Windsor-Forest was first published on 7 March 1713. As with several other poems, Pope gave differing accounts of the circumstances of the poem’s composition. The first portion of the surviving autograph manuscript fair copy probably dating from late 1712 – consisting of the first 380 lines of the earliest extant version of the poem (held in the Washington University Library and reproduced in Schmitz 1952) – includes an autograph note (clearly written some years later) in which Pope distinguishes two principal periods of composition: the first part written ‘after ye Pastorals’, with the last hundred lines added ‘soon after’ the Treaty of Utrecht, which brought an end to the War of the Spanish Succession. The unreliability of this note is clear from the hesitation over supplying precise dates (see the variants to Pope’s annotation below) and the fact that the Treaty was not ratified, and its terms not finalised, until July of 1713, by which time Windsor-Forest had already been published.

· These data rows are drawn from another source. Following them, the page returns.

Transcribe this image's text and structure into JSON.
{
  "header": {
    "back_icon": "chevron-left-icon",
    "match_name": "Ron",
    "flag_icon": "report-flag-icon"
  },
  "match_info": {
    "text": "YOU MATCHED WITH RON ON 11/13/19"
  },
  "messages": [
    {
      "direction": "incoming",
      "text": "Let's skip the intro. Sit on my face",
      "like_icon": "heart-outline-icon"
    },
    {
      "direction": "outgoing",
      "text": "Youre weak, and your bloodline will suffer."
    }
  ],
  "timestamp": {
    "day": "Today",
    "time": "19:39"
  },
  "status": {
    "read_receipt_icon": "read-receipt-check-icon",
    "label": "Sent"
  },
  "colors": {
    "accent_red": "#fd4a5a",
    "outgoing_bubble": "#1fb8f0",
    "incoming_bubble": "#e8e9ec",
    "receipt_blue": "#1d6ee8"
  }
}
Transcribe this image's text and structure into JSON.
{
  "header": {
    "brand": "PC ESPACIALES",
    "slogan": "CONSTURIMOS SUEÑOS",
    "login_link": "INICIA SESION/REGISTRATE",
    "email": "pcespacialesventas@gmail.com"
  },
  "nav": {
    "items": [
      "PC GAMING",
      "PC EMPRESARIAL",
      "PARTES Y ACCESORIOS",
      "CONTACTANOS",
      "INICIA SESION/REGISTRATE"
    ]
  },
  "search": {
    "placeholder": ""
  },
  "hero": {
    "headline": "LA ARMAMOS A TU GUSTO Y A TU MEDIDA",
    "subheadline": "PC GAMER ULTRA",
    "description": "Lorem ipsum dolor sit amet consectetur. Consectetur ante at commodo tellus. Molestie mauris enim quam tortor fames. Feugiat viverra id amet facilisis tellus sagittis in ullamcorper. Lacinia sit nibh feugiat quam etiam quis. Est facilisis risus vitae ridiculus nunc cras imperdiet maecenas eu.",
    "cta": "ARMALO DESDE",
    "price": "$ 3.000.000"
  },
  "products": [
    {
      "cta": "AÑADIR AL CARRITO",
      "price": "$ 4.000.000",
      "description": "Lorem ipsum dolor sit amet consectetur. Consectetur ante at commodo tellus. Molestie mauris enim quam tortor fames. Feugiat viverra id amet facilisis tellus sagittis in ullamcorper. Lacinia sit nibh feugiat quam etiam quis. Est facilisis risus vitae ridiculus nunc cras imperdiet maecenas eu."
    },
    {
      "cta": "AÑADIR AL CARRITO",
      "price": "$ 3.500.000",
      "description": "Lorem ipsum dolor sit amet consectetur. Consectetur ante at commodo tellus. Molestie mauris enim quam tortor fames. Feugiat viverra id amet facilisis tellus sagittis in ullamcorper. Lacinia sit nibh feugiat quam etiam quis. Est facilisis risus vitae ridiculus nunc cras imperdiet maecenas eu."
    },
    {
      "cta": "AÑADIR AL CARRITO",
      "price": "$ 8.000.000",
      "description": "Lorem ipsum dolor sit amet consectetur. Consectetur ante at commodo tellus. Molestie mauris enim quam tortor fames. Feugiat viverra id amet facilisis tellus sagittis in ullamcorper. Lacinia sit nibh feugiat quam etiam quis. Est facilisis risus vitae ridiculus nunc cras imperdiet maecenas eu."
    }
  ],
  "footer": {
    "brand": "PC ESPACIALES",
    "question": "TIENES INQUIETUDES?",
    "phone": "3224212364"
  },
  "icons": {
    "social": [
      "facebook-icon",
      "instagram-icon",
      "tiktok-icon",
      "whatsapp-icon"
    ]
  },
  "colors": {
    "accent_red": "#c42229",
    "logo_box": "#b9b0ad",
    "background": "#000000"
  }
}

In the version of the manuscript note that Pope added to the poem in 1736, he stated that the first part was written in 1704 and the latter in 1710. In 1751 this second date, an obvious error, was changed to read 1713. Pope had certainly completed a version of the poem by 1707, when it is mentioned by Pope’s friend the Reverend Ralph Bridges in a letter of 28 October to his uncle, Sir William Trumbull, who is named in the poem and who was evidently one of its early sponsors (Sherburn 1958a: 343; TE I.126); Bridges writes that Pope intended that either Windsor-Forest or one of the Pastorals would be dedicated to Trumbull. Writing on 12 May 1713, Trumbull claimed to have ‘put [Pope] upon this subject’ and to have helped revise it, as with the Pastorals (Sherburn 1958a: 345–6; TE, I.126; Rogers 2005a: 11). However, Lansdowne (Granville as he then was) was probably also one of the early readers of the poem in manuscript. In June 1739, Pope told Spence ‘Lord Lansdowne insisted on my publishing my Windsor Forest, and the motto shoes it (Non injussa cano)’ (OAC, I, 43; see notes to Epigraph and 5 below).